The Hagemans currently milk 107 cows, mostly Holsteins,, and by the beginning of the year will be milking 140.
"We were milking in a 57-stall tie-stall barn, and it was falling apart," Ruth said.
Each milking required the labor of Alan and Ruth plus Scott, 18, and Carla, 16.
"Scott just graduated from high school and he wanted to milk and to do that we needed to expand," Alan said. "There was no way we could expand in our current barn because there was no place to go. We thought about putting a parlor in the existing barn and putting up a free-stall barn beside it but that wasn't going to work, either."
Ruth suggested robots, and Alan admits that at first he laughed.
"He didn't take me seriously at all," Ruth said.
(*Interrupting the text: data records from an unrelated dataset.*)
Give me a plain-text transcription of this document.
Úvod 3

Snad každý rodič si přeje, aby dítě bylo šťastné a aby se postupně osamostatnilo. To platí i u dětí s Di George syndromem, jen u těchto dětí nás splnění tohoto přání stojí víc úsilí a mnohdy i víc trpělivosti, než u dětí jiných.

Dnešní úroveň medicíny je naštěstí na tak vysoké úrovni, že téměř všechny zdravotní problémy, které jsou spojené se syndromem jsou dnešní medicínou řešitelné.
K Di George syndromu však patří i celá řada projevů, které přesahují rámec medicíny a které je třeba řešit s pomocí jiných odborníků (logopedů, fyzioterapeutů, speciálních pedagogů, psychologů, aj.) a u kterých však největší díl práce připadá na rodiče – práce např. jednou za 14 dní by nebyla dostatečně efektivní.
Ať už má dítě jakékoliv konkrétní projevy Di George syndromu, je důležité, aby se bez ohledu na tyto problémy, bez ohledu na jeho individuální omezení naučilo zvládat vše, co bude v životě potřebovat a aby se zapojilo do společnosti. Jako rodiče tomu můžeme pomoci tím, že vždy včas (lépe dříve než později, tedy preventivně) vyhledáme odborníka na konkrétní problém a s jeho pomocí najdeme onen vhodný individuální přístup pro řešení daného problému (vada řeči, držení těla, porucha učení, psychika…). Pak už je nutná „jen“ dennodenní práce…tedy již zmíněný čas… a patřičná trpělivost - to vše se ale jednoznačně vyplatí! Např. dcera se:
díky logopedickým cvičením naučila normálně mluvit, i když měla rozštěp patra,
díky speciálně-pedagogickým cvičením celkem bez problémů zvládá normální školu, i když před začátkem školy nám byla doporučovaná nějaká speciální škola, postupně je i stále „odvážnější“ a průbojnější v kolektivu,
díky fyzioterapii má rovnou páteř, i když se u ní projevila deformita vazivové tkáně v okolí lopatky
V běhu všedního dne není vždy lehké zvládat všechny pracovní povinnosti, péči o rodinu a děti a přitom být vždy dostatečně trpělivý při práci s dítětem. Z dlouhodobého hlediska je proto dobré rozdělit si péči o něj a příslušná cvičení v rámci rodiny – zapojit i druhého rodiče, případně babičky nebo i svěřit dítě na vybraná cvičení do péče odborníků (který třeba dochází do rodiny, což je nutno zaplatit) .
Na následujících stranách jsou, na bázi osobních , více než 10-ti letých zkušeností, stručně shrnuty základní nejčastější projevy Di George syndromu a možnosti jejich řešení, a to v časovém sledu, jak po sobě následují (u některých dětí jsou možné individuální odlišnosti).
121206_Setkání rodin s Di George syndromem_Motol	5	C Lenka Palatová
After mulling it over for about a month, Alan decided maybe Ruth was right. About that time, they read a newspaper article about Doug Heintz and how satisfied he was with the robots he installed on his Caledonia dairy farm. Ruth is from Caledonia.
"He started to believe me," Ruth said.
They toured a Kasson, Minn., farm that was milking with a robot.
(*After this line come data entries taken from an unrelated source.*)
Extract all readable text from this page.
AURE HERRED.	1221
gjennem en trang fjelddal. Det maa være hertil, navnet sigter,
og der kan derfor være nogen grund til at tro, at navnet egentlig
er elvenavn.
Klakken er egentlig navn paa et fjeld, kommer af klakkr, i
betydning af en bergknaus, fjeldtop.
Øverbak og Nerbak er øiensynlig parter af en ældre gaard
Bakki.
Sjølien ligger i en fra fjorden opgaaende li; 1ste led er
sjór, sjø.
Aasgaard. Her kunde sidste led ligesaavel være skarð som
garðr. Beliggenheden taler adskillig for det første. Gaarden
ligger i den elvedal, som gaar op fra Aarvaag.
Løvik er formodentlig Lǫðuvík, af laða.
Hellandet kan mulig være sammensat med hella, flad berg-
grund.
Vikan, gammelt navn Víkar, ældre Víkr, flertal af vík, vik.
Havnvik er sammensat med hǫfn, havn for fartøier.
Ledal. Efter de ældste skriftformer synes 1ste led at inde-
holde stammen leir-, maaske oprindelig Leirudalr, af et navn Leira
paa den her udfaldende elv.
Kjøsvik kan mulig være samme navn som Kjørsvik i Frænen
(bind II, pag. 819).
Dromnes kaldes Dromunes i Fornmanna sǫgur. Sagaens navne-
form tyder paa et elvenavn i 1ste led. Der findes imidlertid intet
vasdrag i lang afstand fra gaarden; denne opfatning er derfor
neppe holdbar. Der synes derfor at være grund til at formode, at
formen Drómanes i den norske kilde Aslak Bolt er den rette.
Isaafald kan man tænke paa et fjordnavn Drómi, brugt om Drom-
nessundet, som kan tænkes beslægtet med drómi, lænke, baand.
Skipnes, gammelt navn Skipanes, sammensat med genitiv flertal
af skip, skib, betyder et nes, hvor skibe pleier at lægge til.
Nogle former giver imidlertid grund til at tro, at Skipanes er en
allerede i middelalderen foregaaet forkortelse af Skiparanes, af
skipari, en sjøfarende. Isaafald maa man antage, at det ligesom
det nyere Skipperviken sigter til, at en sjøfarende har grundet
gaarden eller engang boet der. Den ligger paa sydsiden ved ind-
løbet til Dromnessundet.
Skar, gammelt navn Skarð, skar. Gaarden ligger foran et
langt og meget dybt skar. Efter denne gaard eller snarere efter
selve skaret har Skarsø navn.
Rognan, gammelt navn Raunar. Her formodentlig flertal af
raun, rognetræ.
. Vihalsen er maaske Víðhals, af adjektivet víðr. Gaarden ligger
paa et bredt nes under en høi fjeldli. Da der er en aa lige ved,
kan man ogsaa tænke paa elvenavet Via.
"After we saw that, we said, 'That's what we're doing,' " Alan said. "They didn't have picture-perfect cows and the robot was working. Their cows were like our cows, and I figured if it milked those cows, it could milk our cows. It works."
Since they started milking with the robots, Ruth returned to work full-time at Veteran's Memorial Hospital in Waukon.
"Instead of putting those hours in the barn milking, I'm working at the hospital," Ruth said. "For us, it's an income increase."
The cows have adapted well to the robots. One old cow has an udder that's too low for the robot, and they milk her in the old barn. A young heifer's udder is too high, so Scott watches for her and helps attach the cups.
Alan said people considering a robot need to think about why they want to make the change.
"If you're just plain tired of milking cows, you don't want a robot," he said. "We didn't have the time we needed to manage our cows, calves and crops. Now we can spend more time doing those things. You still put the time in, it's just more flexible."